3 questions à Jean Iglesis

Coordinateur départemental de l’UDI

Le lancement officiel de l’UDI dimanche dernier est-il pour vous un «ouf» de soulagement ?

Pas vraiment car on savait plus ou moins ce qui allait se passer… Cela faisait plus d’un an que l’on travaillait à cette réunification des centres, autant nationalement que localement. A Toulouse, tous les partis centristes travaillent ensemble depuis un moment. Nous avions devancé le mouvement tout en étant dans le sens de l’histoire.

L’arrivée de Christine de Veyrac est-elle une surprise pour vous ?

Christine de Veyrac a pris sa décision très récemment mais elle m’avait prévenu avant l’annonce de dimanche.
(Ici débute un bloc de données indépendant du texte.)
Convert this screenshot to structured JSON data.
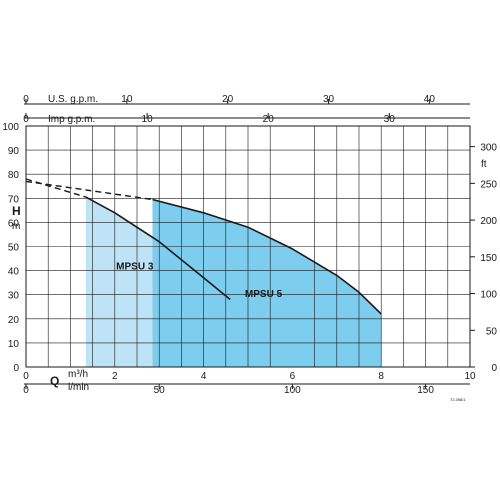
{
  "chart_data": {
    "type": "area",
    "ylabel_left": "H",
    "ylabel_left_unit": "m",
    "ylabel_right_unit": "ft",
    "xlabel": "Q",
    "x_unit_primary": "m³/h",
    "x_unit_secondary": "l/min",
    "top_axis_1_label": "U.S. g.p.m.",
    "top_axis_2_label": "Imp g.p.m.",
    "footnote": "72.398/1",
    "grid": true,
    "xlim": [
      0,
      10
    ],
    "ylim": [
      0,
      100
    ],
    "axes": {
      "x_m3h": {
        "min": 0,
        "max": 10,
        "ticks": [
          "0",
          "2",
          "4",
          "6",
          "8",
          "10"
        ],
        "tick_values": [
          0,
          2,
          4,
          6,
          8,
          10
        ]
      },
      "x_lmin": {
        "ticks": [
          "0",
          "50",
          "100",
          "150"
        ],
        "tick_values": [
          0,
          50,
          100,
          150
        ]
      },
      "x_usgpm": {
        "ticks": [
          "0",
          "10",
          "20",
          "30",
          "40"
        ],
        "tick_values": [
          0,
          10,
          20,
          30,
          40
        ]
      },
      "x_impgpm": {
        "ticks": [
          "0",
          "10",
          "20",
          "30"
        ],
        "tick_values": [
          0,
          10,
          20,
          30
        ]
      },
      "y_m": {
        "min": 0,
        "max": 100,
        "ticks": [
          "0",
          "10",
          "20",
          "30",
          "40",
          "50",
          "60",
          "70",
          "80",
          "90",
          "100"
        ],
        "tick_values": [
          0,
          10,
          20,
          30,
          40,
          50,
          60,
          70,
          80,
          90,
          100
        ]
      },
      "y_ft": {
        "ticks": [
          "0",
          "50",
          "100",
          "150",
          "200",
          "250",
          "300"
        ],
        "tick_values": [
          0,
          50,
          100,
          150,
          200,
          250,
          300
        ]
      }
    },
    "series": [
      {
        "name": "MPSU 3",
        "color": "#bfe3f6",
        "region_x": [
          1.35,
          4.6
        ],
        "shutoff_dashed": [
          [
            0,
            78
          ],
          [
            1.35,
            70.5
          ]
        ],
        "curve": [
          [
            1.35,
            70.5
          ],
          [
            2.0,
            64
          ],
          [
            3.0,
            52
          ],
          [
            4.0,
            37
          ],
          [
            4.6,
            28
          ]
        ]
      },
      {
        "name": "MPSU 5",
        "color": "#7ccdee",
        "region_x": [
          2.85,
          8.0
        ],
        "shutoff_dashed": [
          [
            0,
            77
          ],
          [
            2.85,
            69.5
          ]
        ],
        "curve": [
          [
            2.85,
            69.5
          ],
          [
            4.0,
            64
          ],
          [
            5.0,
            58
          ],
          [
            6.0,
            49
          ],
          [
            7.0,
            38
          ],
          [
            7.5,
            31
          ],
          [
            8.0,
            22
          ]
        ]
      }
    ]
  }
}
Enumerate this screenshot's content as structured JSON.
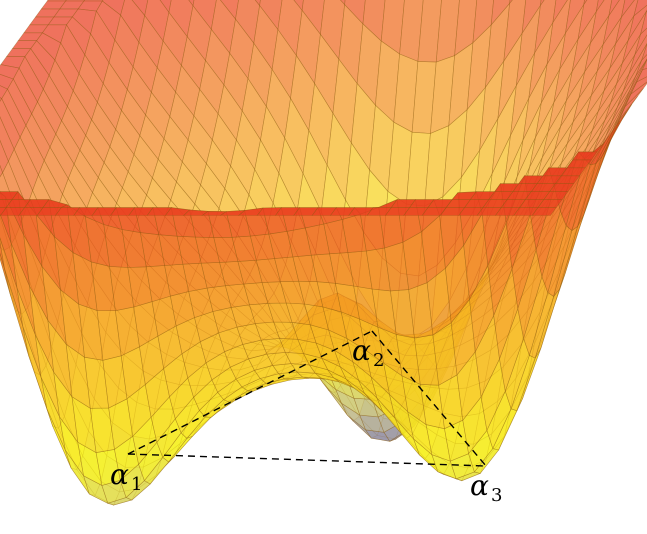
{
  "labels": {
    "alpha1": {
      "symbol": "α",
      "sub": "1"
    },
    "alpha2": {
      "symbol": "α",
      "sub": "2"
    },
    "alpha3": {
      "symbol": "α",
      "sub": "3"
    }
  },
  "colors": {
    "high": "#e8321e",
    "mid_high": "#f5a623",
    "mid": "#f7f21c",
    "low": "#c9c38a",
    "min": "#2a2ad8",
    "mesh": "#8a5a10",
    "dash": "#000000"
  },
  "surface": {
    "description_terms": [
      "potential-energy-surface",
      "three-minima"
    ],
    "minima": [
      "alpha1",
      "alpha2",
      "alpha3"
    ]
  }
}
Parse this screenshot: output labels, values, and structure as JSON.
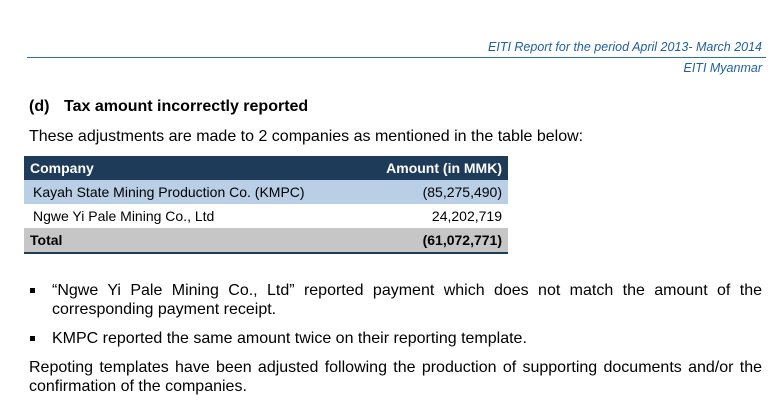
{
  "header": {
    "report_title": "EITI Report for the period April 2013- March 2014",
    "organization": "EITI Myanmar"
  },
  "section": {
    "number": "(d)",
    "title": "Tax amount incorrectly reported",
    "intro": "These adjustments are made to 2 companies as mentioned in the table below:"
  },
  "table": {
    "columns": [
      "Company",
      "Amount (in MMK)"
    ],
    "rows": [
      {
        "company": "Kayah State Mining Production Co. (KMPC)",
        "amount": "(85,275,490)"
      },
      {
        "company": "Ngwe Yi Pale Mining Co., Ltd",
        "amount": "24,202,719"
      }
    ],
    "total": {
      "label": "Total",
      "amount": "(61,072,771)"
    }
  },
  "bullets": [
    "“Ngwe Yi Pale Mining Co., Ltd” reported  payment which does not match  the amount of the corresponding payment receipt.",
    "KMPC reported the same amount twice on their reporting template."
  ],
  "closing": "Repoting templates have been adjusted following the production of supporting documents and/or the confirmation of the companies."
}
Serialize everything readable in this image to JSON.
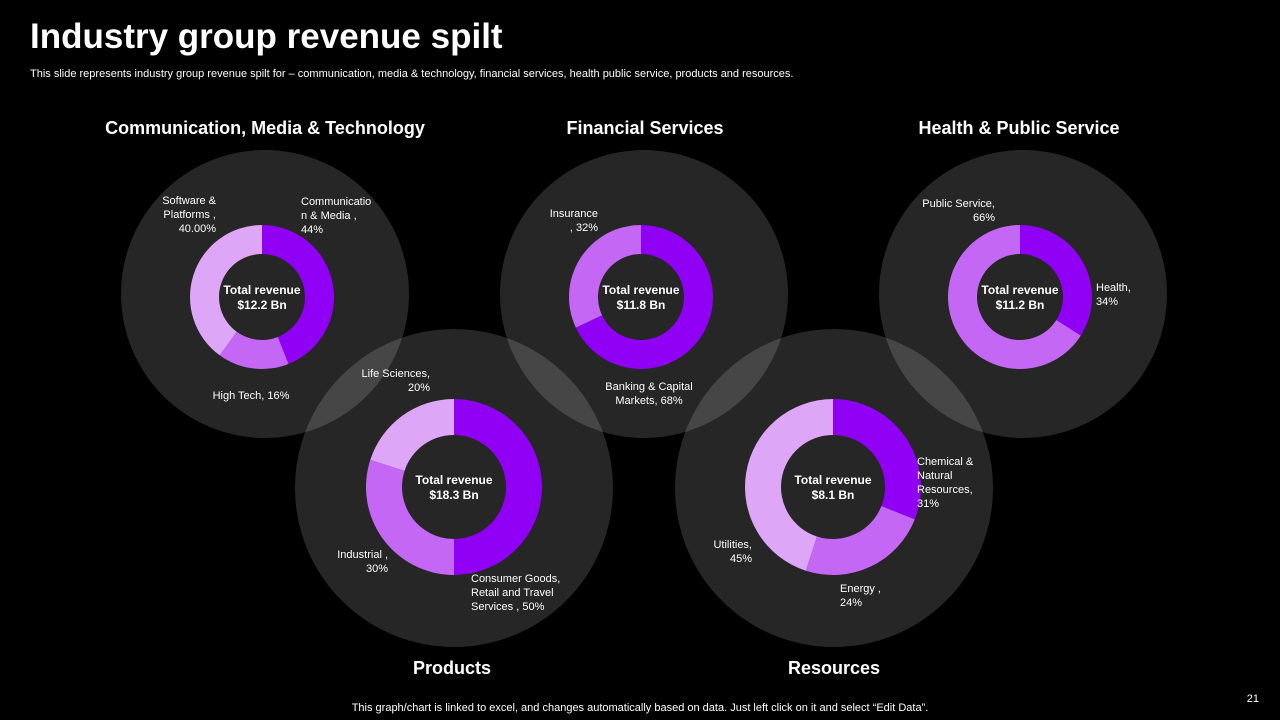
{
  "slide": {
    "title": "Industry group revenue spilt",
    "subtitle": "This slide represents industry group revenue spilt for – communication, media & technology, financial services, health  public service, products and resources.",
    "footer_note": "This graph/chart is linked to excel,  and changes automatically based on data. Just left click on it and select “Edit Data”.",
    "page_number": "21"
  },
  "colors": {
    "background": "#000000",
    "bubble": "#262626",
    "dark_purple": "#9000f5",
    "mid_purple": "#c567f5",
    "light_purple": "#dea6f7",
    "text": "#ffffff"
  },
  "chart_data": [
    {
      "type": "pie",
      "variant": "donut",
      "title": "Communication, Media & Technology",
      "center_label": [
        "Total revenue",
        "$12.2 Bn"
      ],
      "slices": [
        {
          "label_lines": [
            "Communicatio",
            "n & Media ,",
            "44%"
          ],
          "value": 44,
          "color": "#9000f5"
        },
        {
          "label_lines": [
            "High Tech, 16%"
          ],
          "value": 16,
          "color": "#c567f5"
        },
        {
          "label_lines": [
            "Software &",
            "Platforms ,",
            "40.00%"
          ],
          "value": 40,
          "color": "#dea6f7"
        }
      ]
    },
    {
      "type": "pie",
      "variant": "donut",
      "title": "Financial Services",
      "center_label": [
        "Total revenue",
        "$11.8 Bn"
      ],
      "slices": [
        {
          "label_lines": [
            "Banking & Capital",
            "Markets, 68%"
          ],
          "value": 68,
          "color": "#9000f5"
        },
        {
          "label_lines": [
            "Insurance",
            ", 32%"
          ],
          "value": 32,
          "color": "#c567f5"
        }
      ]
    },
    {
      "type": "pie",
      "variant": "donut",
      "title": "Health & Public Service",
      "center_label": [
        "Total revenue",
        "$11.2 Bn"
      ],
      "slices": [
        {
          "label_lines": [
            "Health,",
            "34%"
          ],
          "value": 34,
          "color": "#9000f5"
        },
        {
          "label_lines": [
            "Public Service,",
            "66%"
          ],
          "value": 66,
          "color": "#c567f5"
        }
      ]
    },
    {
      "type": "pie",
      "variant": "donut",
      "title": "Products",
      "center_label": [
        "Total revenue",
        "$18.3 Bn"
      ],
      "slices": [
        {
          "label_lines": [
            "Consumer Goods,",
            "Retail and Travel",
            "Services , 50%"
          ],
          "value": 50,
          "color": "#9000f5"
        },
        {
          "label_lines": [
            "Industrial ,",
            "30%"
          ],
          "value": 30,
          "color": "#c567f5"
        },
        {
          "label_lines": [
            "Life Sciences,",
            "20%"
          ],
          "value": 20,
          "color": "#dea6f7"
        }
      ]
    },
    {
      "type": "pie",
      "variant": "donut",
      "title": "Resources",
      "center_label": [
        "Total revenue",
        "$8.1 Bn"
      ],
      "slices": [
        {
          "label_lines": [
            "Chemical &",
            "Natural",
            "Resources,",
            "31%"
          ],
          "value": 31,
          "color": "#9000f5"
        },
        {
          "label_lines": [
            "Energy ,",
            "24%"
          ],
          "value": 24,
          "color": "#c567f5"
        },
        {
          "label_lines": [
            "Utilities,",
            "45%"
          ],
          "value": 45,
          "color": "#dea6f7"
        }
      ]
    }
  ]
}
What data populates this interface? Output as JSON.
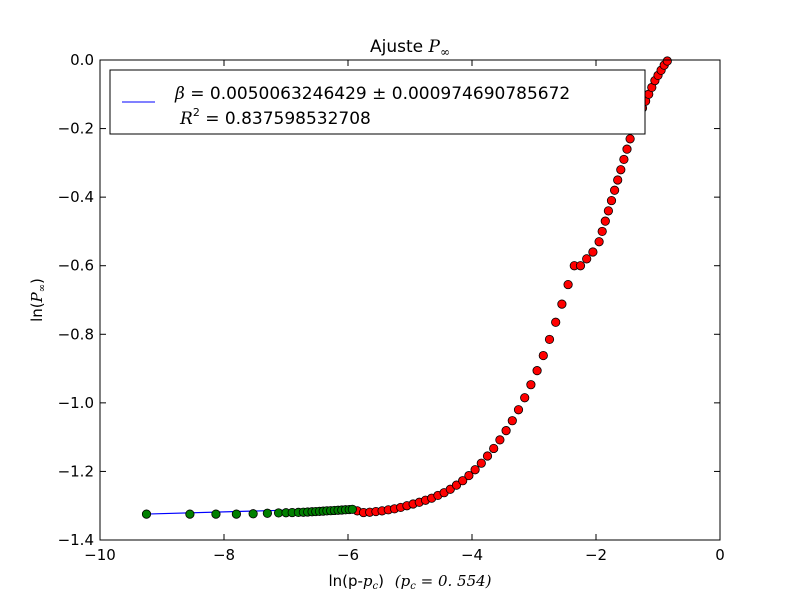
{
  "chart_data": {
    "type": "scatter",
    "title_prefix": "Ajuste ",
    "title_math": "P",
    "title_math_sub": "∞",
    "xlabel_text": "ln(p-",
    "xlabel_pc": "p",
    "xlabel_pc_sub": "c",
    "xlabel_close": ")",
    "xlabel_pc_value": "(p",
    "xlabel_pc_value_sub": "c",
    "xlabel_pc_value_rest": " = 0. 554)",
    "ylabel_text": "ln(",
    "ylabel_math": "P",
    "ylabel_math_sub": "∞",
    "ylabel_close": ")",
    "xlim": [
      -10,
      0
    ],
    "ylim": [
      -1.4,
      0.0
    ],
    "x_ticks": [
      -10,
      -8,
      -6,
      -4,
      -2,
      0
    ],
    "x_tick_labels": [
      "−10",
      "−8",
      "−6",
      "−4",
      "−2",
      "0"
    ],
    "y_ticks": [
      0.0,
      -0.2,
      -0.4,
      -0.6,
      -0.8,
      -1.0,
      -1.2,
      -1.4
    ],
    "y_tick_labels": [
      "0.0",
      "−0.2",
      "−0.4",
      "−0.6",
      "−0.8",
      "−1.0",
      "−1.2",
      "−1.4"
    ],
    "grid": false,
    "legend": {
      "placement": "top-left",
      "beta_symbol": "β",
      "beta_text": " = 0.0050063246429 ± 0.000974690785672",
      "r2_symbol": "R",
      "r2_sup": "2",
      "r2_text": " = 0.837598532708"
    },
    "colors": {
      "fit_line": "#0000ff",
      "fit_points": "#008000",
      "data_points": "#ff0000",
      "marker_edge": "#000000"
    },
    "fit_line": {
      "x": [
        -9.25,
        -5.9
      ],
      "y": [
        -1.3243,
        -1.3075
      ]
    },
    "fit_points": {
      "x": [
        -9.25,
        -8.55,
        -8.13,
        -7.8,
        -7.53,
        -7.3,
        -7.12,
        -7.0,
        -6.9,
        -6.8,
        -6.72,
        -6.65,
        -6.58,
        -6.52,
        -6.46,
        -6.4,
        -6.34,
        -6.28,
        -6.22,
        -6.16,
        -6.1,
        -6.04,
        -5.98,
        -5.93
      ],
      "y": [
        -1.3245,
        -1.3245,
        -1.3245,
        -1.3245,
        -1.3235,
        -1.322,
        -1.321,
        -1.3205,
        -1.32,
        -1.3195,
        -1.319,
        -1.3183,
        -1.3176,
        -1.317,
        -1.3165,
        -1.3158,
        -1.315,
        -1.3145,
        -1.3138,
        -1.3132,
        -1.3125,
        -1.3118,
        -1.3112,
        -1.3105
      ]
    },
    "data_points": {
      "x": [
        -5.85,
        -5.75,
        -5.65,
        -5.55,
        -5.45,
        -5.35,
        -5.25,
        -5.15,
        -5.05,
        -4.95,
        -4.85,
        -4.75,
        -4.65,
        -4.55,
        -4.45,
        -4.35,
        -4.25,
        -4.15,
        -4.05,
        -3.95,
        -3.85,
        -3.75,
        -3.65,
        -3.55,
        -3.45,
        -3.35,
        -3.25,
        -3.15,
        -3.05,
        -2.95,
        -2.85,
        -2.75,
        -2.65,
        -2.55,
        -2.45,
        -2.35,
        -2.25,
        -2.15,
        -2.05,
        -1.95,
        -1.9,
        -1.85,
        -1.8,
        -1.75,
        -1.7,
        -1.65,
        -1.6,
        -1.55,
        -1.5,
        -1.45,
        -1.4,
        -1.35,
        -1.3,
        -1.25,
        -1.2,
        -1.15,
        -1.1,
        -1.05,
        -1.0,
        -0.95,
        -0.9,
        -0.85
      ],
      "y": [
        -1.315,
        -1.32,
        -1.319,
        -1.317,
        -1.315,
        -1.312,
        -1.309,
        -1.305,
        -1.3,
        -1.295,
        -1.29,
        -1.284,
        -1.278,
        -1.27,
        -1.262,
        -1.252,
        -1.24,
        -1.227,
        -1.212,
        -1.195,
        -1.176,
        -1.155,
        -1.133,
        -1.108,
        -1.081,
        -1.052,
        -1.02,
        -0.985,
        -0.947,
        -0.906,
        -0.862,
        -0.815,
        -0.765,
        -0.712,
        -0.655,
        -0.6,
        -0.6,
        -0.58,
        -0.56,
        -0.53,
        -0.5,
        -0.47,
        -0.44,
        -0.41,
        -0.38,
        -0.35,
        -0.32,
        -0.29,
        -0.26,
        -0.23,
        -0.2,
        -0.18,
        -0.16,
        -0.14,
        -0.12,
        -0.1,
        -0.08,
        -0.06,
        -0.045,
        -0.03,
        -0.015,
        -0.003
      ]
    }
  }
}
Elle est naturellement la bienvenue dans sa famille d’origine. Avec cette arrivée qui en promet d’autres, on assiste à une recomposition du centre et de la droite. C’est une clarification nécessaire car on voit bien qu’à l’UMP, il est difficile de concilier dans un même parti des idéaux radicaux et humanistes avec une droite populaire voire nationaliste. Cela peut aboutir aux phénomènes schizophréniques observés durant la Présidentielle. Aujourd’hui nous devons donc avoir deux familles bien identifiées et avec des alliances très claires entre elles.

Comment comptez-vous organiser le dialogue avec l’UMP ?

Je souhaite inscrire notre mouvement dans une démarche positive en mettant fin aux querelles de personnes et de clochers. Mon message est celui de l’apaisement. Nous allons nous tourner vers l’UMP avec un seul objectif : Se mettre au travail pour organiser la reconquête.